Chaussé de tels patins, on pouvait beaucoup plus facilement s’élancer, tourner ou s’arrêter, ce qui a contribué à populariser le patinage sur glace et favorisé le développement du sport national du Canada : le hockey.

Dans les années 1870, ces patins étaient devenus les plus populaires du marché, et il s’en exportait des millions de paires vers l’étranger. En 1902, année où le Montreal Hockey Club a remporté la coupe Stanley, six des sept joueurs formant l’alignement de départ de l’équipe avaient ces patins aux pieds. On pense même que le roi d’Espagne en aurait possédé une paire.

Depuis 150 ans, notre prospérité témoigne du soutien que nous apportons à des entreprises au sein desquelles l’innovation joue un rôle central. Des entreprises qui ont redéfini leur secteur, relevé les plus grands défis de la société et, en définitive, ont contribué au mieux-être collectif.

Cela a été vrai dans le cas d’entreprises comme la Starr Manufacturing. Et c’est encore vrai aujourd’hui.

C’est pourquoi nous sommes allés là où nos clients sont allés, prenant de l’expansion au Canada, aux États-Unis et dans des marchés clés à l’échelle mondiale. Et parce que nous avons fait preuve d’ambitions élevées, les États-Unis sont devenus notre deuxième marché, ainsi qu’un moteur essentiel de la croissance globale de RBC.
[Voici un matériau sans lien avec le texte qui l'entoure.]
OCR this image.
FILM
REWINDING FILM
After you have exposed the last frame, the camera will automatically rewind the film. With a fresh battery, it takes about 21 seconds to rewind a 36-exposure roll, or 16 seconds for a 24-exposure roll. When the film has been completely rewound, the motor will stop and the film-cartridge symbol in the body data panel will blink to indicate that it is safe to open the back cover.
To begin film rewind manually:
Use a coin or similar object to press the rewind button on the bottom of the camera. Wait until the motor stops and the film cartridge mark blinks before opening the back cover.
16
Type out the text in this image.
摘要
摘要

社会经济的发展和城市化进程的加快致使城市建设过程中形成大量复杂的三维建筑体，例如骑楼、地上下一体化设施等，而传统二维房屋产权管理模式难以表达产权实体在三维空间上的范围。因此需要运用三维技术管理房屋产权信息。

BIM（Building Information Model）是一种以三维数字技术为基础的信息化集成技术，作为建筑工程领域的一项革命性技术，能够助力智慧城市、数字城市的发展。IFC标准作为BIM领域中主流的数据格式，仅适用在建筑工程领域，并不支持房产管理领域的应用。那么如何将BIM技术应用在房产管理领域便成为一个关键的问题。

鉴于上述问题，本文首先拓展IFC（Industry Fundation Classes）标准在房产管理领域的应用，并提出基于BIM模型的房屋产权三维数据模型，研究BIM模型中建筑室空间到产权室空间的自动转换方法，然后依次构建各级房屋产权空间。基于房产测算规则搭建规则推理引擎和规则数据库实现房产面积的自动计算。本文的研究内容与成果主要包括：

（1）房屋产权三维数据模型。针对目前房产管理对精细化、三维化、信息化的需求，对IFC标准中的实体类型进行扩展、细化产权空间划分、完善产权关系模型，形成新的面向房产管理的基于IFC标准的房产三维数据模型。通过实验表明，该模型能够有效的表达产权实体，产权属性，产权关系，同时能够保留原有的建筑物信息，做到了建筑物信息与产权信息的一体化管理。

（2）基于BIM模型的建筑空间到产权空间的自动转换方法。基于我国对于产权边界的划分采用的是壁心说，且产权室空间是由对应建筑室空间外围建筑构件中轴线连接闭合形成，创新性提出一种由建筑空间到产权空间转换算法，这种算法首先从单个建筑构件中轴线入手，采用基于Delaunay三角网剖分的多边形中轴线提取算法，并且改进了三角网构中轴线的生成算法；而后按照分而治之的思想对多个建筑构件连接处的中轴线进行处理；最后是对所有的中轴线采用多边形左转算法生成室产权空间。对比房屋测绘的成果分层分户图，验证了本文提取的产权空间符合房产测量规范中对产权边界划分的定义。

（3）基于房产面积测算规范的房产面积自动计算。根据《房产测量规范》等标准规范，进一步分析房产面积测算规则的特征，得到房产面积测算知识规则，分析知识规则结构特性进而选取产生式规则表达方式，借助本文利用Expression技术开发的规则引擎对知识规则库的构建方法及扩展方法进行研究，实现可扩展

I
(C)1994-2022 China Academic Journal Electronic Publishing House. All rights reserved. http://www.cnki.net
Je remercie de tout cœur les 16 millions de clients qui continuent de faire confiance à RBC.

Ayant vu les attentes des clients se transformer dans le monde numérique que nous connaissons, nous avons amorcé une démarche afin de transformer notre banque.

Nous avons entrepris – beaucoup plus tôt que nos pairs – de nous doter de capacités de calibre mondial en matière d’intelligence artificielle.

En conséquence, nous sommes aujourd’hui en mesure d’offrir une information plus personnalisée aux clients du secteur détail et aux entreprises clientes de toutes tailles – tout en conservant la confiance que nous ont manifestée ces clients à l’égard de la préservation de leurs renseignements personnels.

Les efforts déployés pour tirer profit des nouvelles technologies et offrir à nos clients une expérience numérique exceptionnelle ne sont que l’un des éléments de notre stratégie. Nous sommes profondément convaincus que pour entretenir nos liens avec nos clients et maintenir notre pertinence, nous devons redéfinir le rôle que nous jouons dans leur vie.

En 2018, nous avons dévoilé une nouvelle stratégie audacieuse offrant, par l’intermédiaire de RBC Projet Entreprise, des services novateurs ayant pour objet d’aider les Canadiens à résoudre des problèmes courants dans leur vie quotidienne – des problèmes ayant trait à la maison, à la mobilité, à la santé ou à une entreprise.

Ces services nous aident à approfondir nos relations avec nos clients existants, ainsi qu’à acquérir de nouveaux clients.

Nos ambitions sont audacieuses : établir jusqu’à cinq millions de nouvelles relations – notamment par l’intermédiaire de RBC Projet Entreprise – et faire croître notre clientèle à un rythme jusqu’à trois fois supérieur au rythme actuel. Avec treize initiatives déjà lancées sur le marché, nous sommes bien engagés dans cette démarche.

Nous nous sommes fixé des objectifs tout aussi ambitieux par notre engagement inébranlable à contribuer à la prospérité des collectivités. Cet aspect a été absolument central pour nous.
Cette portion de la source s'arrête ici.